Popular among survival foods, pemmican has a North American origin and is a food that unites travelers.
They’re compact and nutrient-dense foods with a similar preparation to beef jerky.
But is it appealing to the palate? What does pemmican taste like? Its flavor is entirely subjective and depends on a few factors.
So, this article will discuss pemmican and compare its taste profile to the much-similar beef jerky.
Besides, you will also find tips to cook pemmican and make it taste better.
The answers are only a few scrolls down.
What is Pemmican?
Pemmican is a complete food made of dried and pounded meat shaped into patties.
The meat is seasoned and combined with other ingredients.
Animal fat helps bind the elements and retain a compact structure.
Ground meat/fish, lard, and dried berries are the ingredients of pemmican.
The ingredients are combined into a paste and sun-dried until hardened.
This could be preserved for months or years and was particularly important during winter when food was scarce.
Because the food contained meat, travelers could rely on it to satisfy their hunger and please their palate.
Pemmican originated in North America and soon became a food for explorers.
Indigenous communities in the region used it as a harsh-climate food.
Today, you can use the oven to make the drying process quicker and freeze it for use on days when you’re too bored to cook.
You can even consider it a meaty protein bar.
What Does Pemmican Taste Like?
The recipe you follow will determine how your pemmican tastes.
But since most involve dried meat, they taste like beef jerky but with more flavor and smokiness.
Pemmican may also contain a sweet and tart undertone if you add berries to the recipe.
The berries preserve well and provide a depth of flavor to the meat.
Depending on the seasonings you’ve added, pemmican can taste bland or savory.
If you consume pemmican as is, it won’t have much flavor as you’re only eating dried and concentrated meat.
It will have a dry, chewy, and crunchy texture, which is perfect for pairing with a hot beverage.
Besides, you may also quickly get squeamish if you eat too much.
However, when you rehydrate the pemmican in water for 30 minutes, it becomes moist and tender, releasing all its flavors.
It can also make great soup bases, gravies, and sauces and need minimal seasonings to enhance its flavor.
Rehydrated pemmican also tastes great when you cook it with fresh veggies.
It gives you the essence of consuming a balanced meal and adds more texture and color.
If you’re planning on making more complex dishes with pemmican, you can directly add it to gravies and broths instead of rehydrating it in water.
When you compare pemmican to beef jerky, you will find that the former is a lot fatty and calorie-rich, while the latter is relatively lower in carbs, protein, and fats.
As such, pemmican is nutrient-dense and more suitable for travel.
Although pemmican uses lean meat, the fat/lard used to hold the ingredients together makes it fatty.
This isn’t entirely bad as it gives you more energy, making the food travel-friendly, especially when you want to travel light.
How to Cook Pemmican?
Unlike beef jerky, pemmican uses much more ingredients and requires a complex process.
So, here are some tips for cooking the best pemmican every time:
- Use a variety of berries to add complex flavors: Instead of settling for one berry type or two, consider using berries with complementary flavors.

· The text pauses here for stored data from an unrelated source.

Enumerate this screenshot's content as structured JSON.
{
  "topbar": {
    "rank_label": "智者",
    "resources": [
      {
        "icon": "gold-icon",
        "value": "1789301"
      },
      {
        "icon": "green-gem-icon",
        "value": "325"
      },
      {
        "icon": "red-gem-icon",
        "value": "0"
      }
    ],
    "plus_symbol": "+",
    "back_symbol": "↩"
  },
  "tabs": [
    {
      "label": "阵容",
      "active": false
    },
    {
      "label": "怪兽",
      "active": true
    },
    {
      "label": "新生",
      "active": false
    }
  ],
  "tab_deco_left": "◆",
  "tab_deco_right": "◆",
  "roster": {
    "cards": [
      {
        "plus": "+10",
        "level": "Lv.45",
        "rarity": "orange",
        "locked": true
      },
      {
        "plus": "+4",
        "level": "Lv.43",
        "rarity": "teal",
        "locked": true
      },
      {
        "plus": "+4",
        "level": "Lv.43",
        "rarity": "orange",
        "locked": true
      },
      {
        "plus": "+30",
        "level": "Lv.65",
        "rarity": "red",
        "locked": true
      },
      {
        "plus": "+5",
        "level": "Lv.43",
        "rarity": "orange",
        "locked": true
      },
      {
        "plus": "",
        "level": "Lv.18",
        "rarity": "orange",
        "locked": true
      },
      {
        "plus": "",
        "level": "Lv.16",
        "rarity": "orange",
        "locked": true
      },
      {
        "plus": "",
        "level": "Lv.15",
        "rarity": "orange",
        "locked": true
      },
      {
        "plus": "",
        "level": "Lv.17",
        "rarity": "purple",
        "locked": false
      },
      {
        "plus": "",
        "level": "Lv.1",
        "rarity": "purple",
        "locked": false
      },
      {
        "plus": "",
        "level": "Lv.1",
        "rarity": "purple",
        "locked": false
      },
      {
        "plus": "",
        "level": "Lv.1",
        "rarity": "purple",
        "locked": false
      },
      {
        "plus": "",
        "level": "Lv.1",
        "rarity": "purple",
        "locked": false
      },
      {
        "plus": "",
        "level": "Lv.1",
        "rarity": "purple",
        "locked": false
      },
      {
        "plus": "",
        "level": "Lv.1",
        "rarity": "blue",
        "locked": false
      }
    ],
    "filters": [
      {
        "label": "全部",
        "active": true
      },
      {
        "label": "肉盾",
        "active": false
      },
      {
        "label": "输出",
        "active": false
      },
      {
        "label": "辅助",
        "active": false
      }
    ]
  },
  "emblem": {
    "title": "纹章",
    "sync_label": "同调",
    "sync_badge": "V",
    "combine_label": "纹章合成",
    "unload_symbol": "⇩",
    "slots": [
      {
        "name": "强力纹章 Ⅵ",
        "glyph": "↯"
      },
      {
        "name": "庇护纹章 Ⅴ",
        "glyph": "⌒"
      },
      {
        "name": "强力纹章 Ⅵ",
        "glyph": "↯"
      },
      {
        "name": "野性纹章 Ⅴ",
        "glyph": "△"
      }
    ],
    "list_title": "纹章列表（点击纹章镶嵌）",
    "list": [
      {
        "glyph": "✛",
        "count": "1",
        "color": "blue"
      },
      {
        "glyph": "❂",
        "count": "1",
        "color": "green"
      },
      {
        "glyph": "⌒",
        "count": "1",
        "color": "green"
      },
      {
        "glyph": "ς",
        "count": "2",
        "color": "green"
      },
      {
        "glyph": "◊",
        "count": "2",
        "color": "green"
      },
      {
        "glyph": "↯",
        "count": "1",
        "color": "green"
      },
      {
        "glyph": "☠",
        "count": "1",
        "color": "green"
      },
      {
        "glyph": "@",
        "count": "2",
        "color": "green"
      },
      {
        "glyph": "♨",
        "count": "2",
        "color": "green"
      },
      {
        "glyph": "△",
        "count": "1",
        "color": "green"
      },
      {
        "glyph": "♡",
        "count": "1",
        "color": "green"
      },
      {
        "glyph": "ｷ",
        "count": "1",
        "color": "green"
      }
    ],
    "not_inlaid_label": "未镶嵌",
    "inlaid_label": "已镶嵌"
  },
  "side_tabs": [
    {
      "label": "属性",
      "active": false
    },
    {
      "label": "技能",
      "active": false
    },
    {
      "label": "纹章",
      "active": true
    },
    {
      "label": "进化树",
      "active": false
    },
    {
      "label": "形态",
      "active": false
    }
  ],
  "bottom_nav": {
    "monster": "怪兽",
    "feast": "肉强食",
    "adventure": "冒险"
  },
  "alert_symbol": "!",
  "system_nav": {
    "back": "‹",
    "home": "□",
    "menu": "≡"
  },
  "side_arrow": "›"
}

Raisins and currents are some popular options. Also, remember to ground them into a fine powder to release the maximum flavor.
- Dry and ground the meat: Removing moisture from the meat helps preserve the nutrients and makes the preservation process quicker. Also, it is essential that you round the meat into a fine powder, as this allows the seasonings to penetrate deeper. .
- Salt the meat to prevent bacteria growth: Salting the pemmican mixture adds flavor and prevents potential bacteria growth in the meat. It also helps extract moisture from the meat and readies it for preservation. .
- Don’t go heavy on the seasonings: Since pemmican needs to be preserved for a long time, its flavors will condense and become more flavorful. Remember, you’re not going to eat them right away, and the ingredients will marinate in the seasonings you add.
As a food, pemmican has a long history of being the staple food of indigenous communities in North America and becoming the food that unites travelers and explorers.
Today, anyone can prepare this food, adjust the standard recipes, and enjoy this food when in a cooking rut.
Pemmican contains seasoned meat, fat, and berries, so it is nutrient-rich.
If you dislike the taste of pemmican, rehydrate it and use it in other recipes to transform it into a flavorful meal.